Unable to update UI setting Request failed with status code: 403

astrobalaji · September 27, 2019, 1:50pm

Hi guys,

I am not sure what I am doing wrong here. I am automatically updating user security roles also for the spaces through the kibana API. And when I login from one of those roles, I keep getting this error.

Unable to update UI setting

Request failed with status code: 403

here's a picture of it,

Can anyone help me out of it??

Thanks in advance

Cheers,
Balaji

Nathan_Reese · September 27, 2019, 2:10pm

403 is http code response code that indicates that the server understood the request but refused to authorize it.

Its likely that your user's role does not have access to .kibana index. This is the index that stores all kibana state.
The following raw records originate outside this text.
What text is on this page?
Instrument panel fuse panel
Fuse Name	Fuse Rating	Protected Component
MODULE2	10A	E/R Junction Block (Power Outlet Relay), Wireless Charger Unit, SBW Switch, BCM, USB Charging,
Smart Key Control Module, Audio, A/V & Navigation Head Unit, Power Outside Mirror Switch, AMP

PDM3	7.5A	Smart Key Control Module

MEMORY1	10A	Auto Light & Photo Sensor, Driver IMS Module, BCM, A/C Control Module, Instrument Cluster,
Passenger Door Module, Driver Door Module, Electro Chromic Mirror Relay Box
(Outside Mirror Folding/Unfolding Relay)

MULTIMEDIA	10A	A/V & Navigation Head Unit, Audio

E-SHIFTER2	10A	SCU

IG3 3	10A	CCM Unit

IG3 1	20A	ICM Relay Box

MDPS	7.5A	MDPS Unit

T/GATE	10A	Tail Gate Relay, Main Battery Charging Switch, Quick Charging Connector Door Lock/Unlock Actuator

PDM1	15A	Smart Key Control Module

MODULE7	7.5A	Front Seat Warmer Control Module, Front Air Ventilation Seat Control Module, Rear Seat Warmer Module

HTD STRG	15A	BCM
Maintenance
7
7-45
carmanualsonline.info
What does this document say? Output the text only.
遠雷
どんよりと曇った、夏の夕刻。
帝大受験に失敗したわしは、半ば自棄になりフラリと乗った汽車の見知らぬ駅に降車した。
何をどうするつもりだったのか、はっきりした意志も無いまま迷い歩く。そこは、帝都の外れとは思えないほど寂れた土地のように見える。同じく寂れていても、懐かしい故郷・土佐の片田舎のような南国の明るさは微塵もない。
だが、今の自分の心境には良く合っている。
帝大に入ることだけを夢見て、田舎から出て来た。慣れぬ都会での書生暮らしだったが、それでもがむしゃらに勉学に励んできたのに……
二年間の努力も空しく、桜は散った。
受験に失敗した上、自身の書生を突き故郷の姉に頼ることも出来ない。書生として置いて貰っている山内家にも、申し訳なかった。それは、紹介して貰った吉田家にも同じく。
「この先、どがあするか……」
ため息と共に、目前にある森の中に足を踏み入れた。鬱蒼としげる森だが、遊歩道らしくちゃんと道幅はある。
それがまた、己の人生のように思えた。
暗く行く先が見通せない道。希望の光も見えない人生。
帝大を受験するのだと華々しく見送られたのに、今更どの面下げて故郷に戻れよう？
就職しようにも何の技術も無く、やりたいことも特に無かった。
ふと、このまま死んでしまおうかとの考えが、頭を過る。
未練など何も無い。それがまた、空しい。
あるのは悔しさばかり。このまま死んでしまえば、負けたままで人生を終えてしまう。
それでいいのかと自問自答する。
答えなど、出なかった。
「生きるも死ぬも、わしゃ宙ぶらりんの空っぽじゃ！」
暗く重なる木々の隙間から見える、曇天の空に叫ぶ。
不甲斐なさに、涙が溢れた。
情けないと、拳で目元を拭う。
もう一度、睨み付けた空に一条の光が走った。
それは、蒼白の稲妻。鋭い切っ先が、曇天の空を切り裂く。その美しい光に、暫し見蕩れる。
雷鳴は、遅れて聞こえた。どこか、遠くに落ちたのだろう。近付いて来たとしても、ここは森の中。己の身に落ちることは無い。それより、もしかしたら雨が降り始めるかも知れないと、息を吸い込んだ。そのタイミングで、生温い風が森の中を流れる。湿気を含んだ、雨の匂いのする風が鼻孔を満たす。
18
What are the privileges for the role?

astrobalaji · September 27, 2019, 2:27pm

Hey Nathan,

Thanks for the reply.

Here's the json of the role.
' {
"name": "template_space_role",
"metadata": {},
"transient_metadata": {
"enabled": true
},
"elasticsearch": {
"cluster": ,
"indices": [
{
"names": [
".kibana"
],
"privileges": [
"read"
],
"allow_restricted_indices": false
}
],
"run_as":
},
"kibana": [
{
"base": [
"read"
],
"feature": {},
"spaces": [
"default"
]
}
],
"_transform_error": ,
"_unrecognized_applications":
}'

I use this as my template json for the PUT request dynamically updating the space name.

Thanks again

Cheers,
Balaji

pemontto · October 14, 2019, 9:54am

Did you manage to solve this issue?

I'm running on 7.4.0 and get this whenever I browse to the Dashboards app as a test user in the test space it tries to make a POST request to https://kibana:5601/s/test/api/kibana/settings with this payload {"changes":{"defaultIndex":"cdb47b30-ee5c-11e9-a95d-d5689c2d15d1"}}.

@Nathan_Reese I wouldn't have expected end users to need access to the .kibana indices as those actions would be performed by the kibana_system user on behalf of the end user?

GET /api/security/v1/users/_customer_test

{
    "username": "_customer_test",
    "roles": [
        "_customer_test"
    ],
    "full_name": "Test Industries Limited",
    "email": "",
    "metadata": {},
    "enabled": true
}

GET /api/security/role/_customer_test

{
    "name": "_customer_test",
    "metadata": {},
    "transient_metadata": {
        "enabled": true
    },
    "elasticsearch": {
        "cluster": [],
        "indices": [
            {
                "names": [
                    "test-*"
                ],
                "privileges": [
                    "read",
                    "view_index_metadata"
                ],
                "allow_restricted_indices": false
            }
        ],
        "run_as": []
    },
    "kibana": [
        {
            "base": [],
            "feature": {
                "discover": [
                    "all"
                ],
                "visualize": [
                    "all"
                ],
                "dashboard": [
                    "all"
                ],
                "maps": [
                    "all"
                ],
                "canvas": [
                    "all"
                ]
            },
            "spaces": [
                "test"
            ]
        }
    ],
    "_transform_error": [],
    "_unrecognized_applications": []
}

system · November 11, 2019, 9:54am

This topic was automatically closed 28 days after the last reply. New replies are no longer allowed.